Conductive Keratoplasty CK LASIK Procedures

CK Lasik There are many forms of surgery involving application of lasers or heat energy to the cornea or eye's surface, including conductive keratoplasty (CK). Don't confuse CK with Calvin Klein, because the two are radically different...

The CK technique entails use of energy from radio frequencies to reshape the cornea or clear front of the eye. Much like modern refractive surgeries, CK has the ability to improve vision significantly in those with defined visual disturbances.

For years now surgeons have known that reshaping the corneal surface often results in better vision for patients with irregularly shaped corneas. Reshaping this clear surface can help those that are nearsighted or those with other conditions. CK is useful for patients with myopia or nearsightedness and uniquely beneficial for patients suffering from presbyopia.

Presbyopia: What It Is And How CK Helps
CK is one of the few techniques commonly used to help patient's with presbyopia. This condition generally develops as individual's age and presents with blurry or distorted vision when one tries to read.

Many consider presbyopia part of the normal aging process. It occurs most often as the eye loses elasticity (just like one's skin loses its elasticity as a person ages). Many people often also experience more difficulty focusing at multiple distances as they age. Studies suggest conductive keratoplasty is among the best treatments for patient's with presbyopia, especially those with mild forms of the disease.

Aside from treating patients with presbyopia, some studies suggest CK may also help those with farsightedness, or those that have difficulty with near vision.
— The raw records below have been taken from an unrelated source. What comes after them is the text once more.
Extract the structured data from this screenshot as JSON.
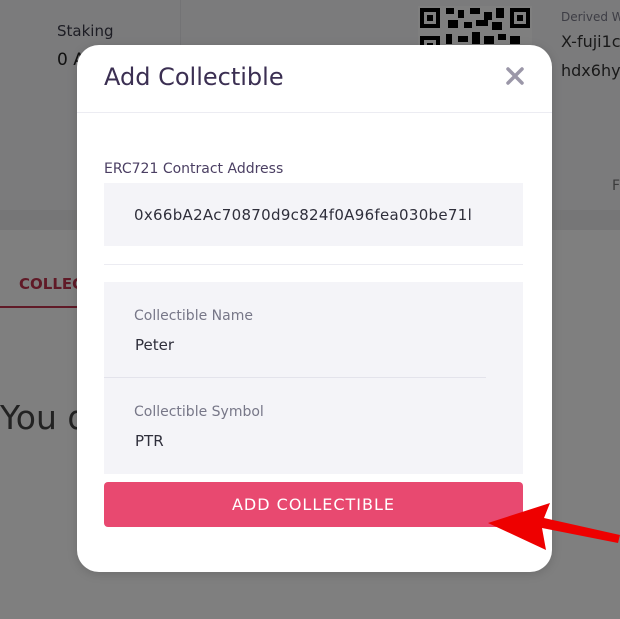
{
  "background": {
    "staking_label": "Staking",
    "staking_value": "0 A",
    "derived_label": "Derived W",
    "derived_address_line1": "X-fuji1c",
    "derived_address_line2": "hdx6hy",
    "right_char": "F",
    "tab_label": "COLLEC",
    "empty_text": "You d"
  },
  "modal": {
    "title": "Add Collectible",
    "close_icon": "close-icon",
    "contract_address": {
      "label": "ERC721 Contract Address",
      "value": "0x66bA2Ac70870d9c824f0A96fea030be71l"
    },
    "collectible_name": {
      "label": "Collectible Name",
      "value": "Peter"
    },
    "collectible_symbol": {
      "label": "Collectible Symbol",
      "value": "PTR"
    },
    "submit_label": "ADD COLLECTIBLE"
  },
  "colors": {
    "accent": "#e84970",
    "title": "#3b2f52",
    "annotation_arrow": "#ee0000"
  }
}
LASIK procedures, a form of laser corrective surgery, is better reserved for myopic or nearsighted patients who develop presbyopia later in life.

How CK Works
Conductive keratoplasty is similar to other laser treatments. Typically radio waves are transmitted through a device surgeon's place directly on the cornea. Each wave is placed so that precise spots are created, helping change the shape of the cornea (typically increasing how steep the cornea lies).
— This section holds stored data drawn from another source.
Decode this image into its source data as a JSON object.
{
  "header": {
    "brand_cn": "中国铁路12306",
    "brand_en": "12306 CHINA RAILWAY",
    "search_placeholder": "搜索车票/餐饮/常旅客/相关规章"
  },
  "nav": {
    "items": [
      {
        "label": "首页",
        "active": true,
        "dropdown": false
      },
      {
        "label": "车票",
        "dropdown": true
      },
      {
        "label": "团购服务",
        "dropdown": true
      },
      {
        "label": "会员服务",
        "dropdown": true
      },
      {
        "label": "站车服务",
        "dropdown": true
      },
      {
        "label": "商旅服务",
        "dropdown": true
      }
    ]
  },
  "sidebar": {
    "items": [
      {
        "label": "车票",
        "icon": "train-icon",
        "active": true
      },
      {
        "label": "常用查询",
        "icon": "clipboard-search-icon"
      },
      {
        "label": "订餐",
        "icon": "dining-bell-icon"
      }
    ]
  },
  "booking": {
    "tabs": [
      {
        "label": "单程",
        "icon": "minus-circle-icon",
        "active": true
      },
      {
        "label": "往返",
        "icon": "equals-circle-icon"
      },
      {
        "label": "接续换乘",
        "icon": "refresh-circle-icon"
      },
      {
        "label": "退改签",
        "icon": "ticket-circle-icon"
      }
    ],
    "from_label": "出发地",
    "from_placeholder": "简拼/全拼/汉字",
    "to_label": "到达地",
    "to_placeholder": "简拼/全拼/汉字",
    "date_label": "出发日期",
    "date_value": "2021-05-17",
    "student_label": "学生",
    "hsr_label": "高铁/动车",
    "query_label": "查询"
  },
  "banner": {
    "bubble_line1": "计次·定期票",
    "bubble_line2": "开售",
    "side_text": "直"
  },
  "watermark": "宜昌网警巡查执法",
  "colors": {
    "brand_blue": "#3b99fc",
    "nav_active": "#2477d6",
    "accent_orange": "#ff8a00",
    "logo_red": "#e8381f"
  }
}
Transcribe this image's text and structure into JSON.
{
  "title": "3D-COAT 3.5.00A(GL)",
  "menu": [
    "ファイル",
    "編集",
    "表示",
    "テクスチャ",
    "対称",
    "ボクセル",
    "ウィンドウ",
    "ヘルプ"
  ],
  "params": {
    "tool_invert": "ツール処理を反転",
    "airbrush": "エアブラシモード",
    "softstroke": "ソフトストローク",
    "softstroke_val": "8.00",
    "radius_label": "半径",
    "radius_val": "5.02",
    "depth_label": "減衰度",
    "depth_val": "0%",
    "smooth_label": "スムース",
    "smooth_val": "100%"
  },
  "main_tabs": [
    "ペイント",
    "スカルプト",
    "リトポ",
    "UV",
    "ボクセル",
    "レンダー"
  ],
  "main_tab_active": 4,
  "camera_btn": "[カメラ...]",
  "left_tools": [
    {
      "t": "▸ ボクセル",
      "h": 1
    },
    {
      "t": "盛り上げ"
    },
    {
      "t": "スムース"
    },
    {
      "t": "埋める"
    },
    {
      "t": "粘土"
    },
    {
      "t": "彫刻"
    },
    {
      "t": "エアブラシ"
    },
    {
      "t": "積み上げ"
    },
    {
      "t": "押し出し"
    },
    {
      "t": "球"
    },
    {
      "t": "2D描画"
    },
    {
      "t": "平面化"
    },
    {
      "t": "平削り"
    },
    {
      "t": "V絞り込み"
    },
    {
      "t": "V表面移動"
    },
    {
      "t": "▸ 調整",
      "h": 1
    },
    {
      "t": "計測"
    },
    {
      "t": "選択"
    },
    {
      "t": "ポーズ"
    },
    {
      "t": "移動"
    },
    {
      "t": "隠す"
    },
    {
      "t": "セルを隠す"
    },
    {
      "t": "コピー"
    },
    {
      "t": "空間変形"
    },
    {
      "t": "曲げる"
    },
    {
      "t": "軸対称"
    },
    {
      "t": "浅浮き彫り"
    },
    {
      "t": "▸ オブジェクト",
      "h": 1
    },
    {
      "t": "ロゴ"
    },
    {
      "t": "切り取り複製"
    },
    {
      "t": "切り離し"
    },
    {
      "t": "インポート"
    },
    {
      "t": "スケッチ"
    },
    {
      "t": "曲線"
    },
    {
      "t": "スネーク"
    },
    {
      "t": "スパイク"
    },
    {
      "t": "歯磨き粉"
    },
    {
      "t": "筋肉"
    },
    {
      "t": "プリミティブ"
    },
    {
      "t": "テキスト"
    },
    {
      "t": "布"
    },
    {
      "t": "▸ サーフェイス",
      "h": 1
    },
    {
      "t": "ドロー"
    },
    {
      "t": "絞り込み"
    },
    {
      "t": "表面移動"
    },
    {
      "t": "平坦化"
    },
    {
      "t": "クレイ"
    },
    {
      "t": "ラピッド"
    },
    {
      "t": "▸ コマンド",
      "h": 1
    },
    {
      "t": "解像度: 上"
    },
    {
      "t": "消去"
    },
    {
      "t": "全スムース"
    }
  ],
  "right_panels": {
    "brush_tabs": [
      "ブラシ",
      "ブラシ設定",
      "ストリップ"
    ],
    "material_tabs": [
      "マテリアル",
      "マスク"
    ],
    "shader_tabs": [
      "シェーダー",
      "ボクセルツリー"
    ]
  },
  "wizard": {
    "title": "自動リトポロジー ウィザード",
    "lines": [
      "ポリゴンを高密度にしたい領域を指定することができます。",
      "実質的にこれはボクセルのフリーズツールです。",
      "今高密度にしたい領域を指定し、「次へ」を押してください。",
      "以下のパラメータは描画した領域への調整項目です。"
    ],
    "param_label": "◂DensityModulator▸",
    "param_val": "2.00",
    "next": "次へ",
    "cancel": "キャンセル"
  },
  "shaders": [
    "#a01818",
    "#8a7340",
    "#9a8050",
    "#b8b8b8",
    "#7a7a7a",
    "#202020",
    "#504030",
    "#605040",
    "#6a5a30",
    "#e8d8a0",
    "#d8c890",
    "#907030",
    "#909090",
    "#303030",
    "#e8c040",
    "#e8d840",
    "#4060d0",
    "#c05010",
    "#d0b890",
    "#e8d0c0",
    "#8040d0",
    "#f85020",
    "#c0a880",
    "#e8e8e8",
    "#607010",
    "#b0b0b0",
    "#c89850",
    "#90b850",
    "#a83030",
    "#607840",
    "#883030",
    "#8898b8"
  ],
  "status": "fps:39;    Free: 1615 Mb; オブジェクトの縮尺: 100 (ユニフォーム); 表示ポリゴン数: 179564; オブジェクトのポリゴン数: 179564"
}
The CK procedure is relatively new. Thus, while surgeons have much information about the longer-term outcomes of other new technologies including LASIK, they are not positive about the long-term outcomes for patients with CK corrective surgery.

Other Refractive Surgeries
Your doctor can help you decide whether you are a good candidate for CK or other refractive surgeries. Fortunately there are many types of surgery patients looking for better vision can choose from these days. Among the most well-known includes LASIK surgery.

LASIK involves the use of a laser to reshape the cornea of the eye after a corneal flap is created. Surgeons performing LASIK procedures use a tool called a microkeratome to create the corneal flap prior to surgery.

Various forms of LASIK include PRK and LASEK procedures. There is also a procedure called "IntraLase" where the surgeon reshapes the cornea without using a blade (the microkeratome) to create the corneal flap needed for surgery.

One thing most of these surgeries have in common is the ability to correct one's vision. How well you respond to surgery may depend on how good (or bad) your vision is to start with. Even those with very poor vision however, are likely to gain some benefit from refractive surgery, even if that is simply to reduce the need for large, bulky eyeglasses.